Background Oncolytic viral therapies are thought to act through both direct killing of tumor cells and activation of conventional dendritic cells (cDCs), resulting in an enhanced T cell response. However, cDC activation has not been optimized with current therapies. MEM-288 is a conditionally-replicative oncolytic adenovirus encoding transgenes for human interferon beta (IFNβ) and a recombinant membrane-stable form of CD40-ligand (MEM40), two potent activators of the immune response and cDCs.

Methods We evaluated intralesional adenoviral delivery of MEM40 and IFNβ to activate cDCs in mouse melanoma and lung tumor models. Flow cytometry and scRNA-seq were used to determine treatment impact on cDCs and T cells. Clinical translational research also investigated the immune response of intralesional administration of MEM-288 in patients with select solid tumors in an ongoing Phase 1 dose-escalation, multi-center, open-label trial (NCT05076760). Patient pre- and on-treatment tumor biopsies and peripheral blood were collected before and after MEM-288 treatment for immunologic evaluation.

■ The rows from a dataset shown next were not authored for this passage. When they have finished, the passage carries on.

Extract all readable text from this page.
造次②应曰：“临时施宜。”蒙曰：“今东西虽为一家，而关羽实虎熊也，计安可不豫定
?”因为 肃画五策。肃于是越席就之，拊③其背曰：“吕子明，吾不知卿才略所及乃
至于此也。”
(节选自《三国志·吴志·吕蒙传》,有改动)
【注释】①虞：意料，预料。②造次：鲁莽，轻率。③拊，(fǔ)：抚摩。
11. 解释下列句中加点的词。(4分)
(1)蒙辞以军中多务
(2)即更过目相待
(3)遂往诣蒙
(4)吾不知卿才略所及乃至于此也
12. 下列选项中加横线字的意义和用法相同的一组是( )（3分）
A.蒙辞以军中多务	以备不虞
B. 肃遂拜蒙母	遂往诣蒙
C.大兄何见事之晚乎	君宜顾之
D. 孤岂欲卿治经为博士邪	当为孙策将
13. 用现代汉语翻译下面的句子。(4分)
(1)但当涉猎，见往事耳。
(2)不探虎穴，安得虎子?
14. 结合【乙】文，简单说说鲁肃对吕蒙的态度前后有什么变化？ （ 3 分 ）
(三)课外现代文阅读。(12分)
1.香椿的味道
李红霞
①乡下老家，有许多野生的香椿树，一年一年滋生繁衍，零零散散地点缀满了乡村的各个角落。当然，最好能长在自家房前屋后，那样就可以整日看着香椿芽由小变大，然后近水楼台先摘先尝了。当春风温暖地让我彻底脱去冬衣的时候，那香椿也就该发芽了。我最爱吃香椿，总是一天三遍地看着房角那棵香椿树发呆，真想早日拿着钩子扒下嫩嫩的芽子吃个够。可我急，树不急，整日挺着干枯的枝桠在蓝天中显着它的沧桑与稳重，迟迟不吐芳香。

Results In preclinical studies, MEM40 and IFNβ in situ co-expression induced higher cDC activation than either molecule alone, in addition to a dramatic increase in lymph node migration, a systemic anti-tumor CD8+ T cell response, and regression of established tumors in a manner dependent upon type 1 cDCs. MEM40 and IFNβ expression enhanced generation of both Granzyme B+ CD8+ T cell effectors as well as TCF1+ stem-like CD8+ T cells that are known to be strongly associated with response to immune checkpoint inhibitors (ICIs). Intralesional therapy with MEM40 and IFNβ expressing adenovirus synergized with ICIs, leading to effective control of distant tumors and lung metastases. Notably, these preclinical results are translating into the clinical setting. Pre- and on-treatment biopsies from the initial 2 non-small cell lung cancer (NSCLC) patients on study were evaluated for TME impact of MEM-288 treatment. A single intralesional injection of low dose cohort MEM-288 (1e10 viral particles) resulted in shrinkage of the injected tumor (-31 and -53%), concomitant with substantial increases in overall CD8+ T cells and TCF1+ stem-like CD8+ T cells. Studies to determine systemic effects on T cells are ongoing.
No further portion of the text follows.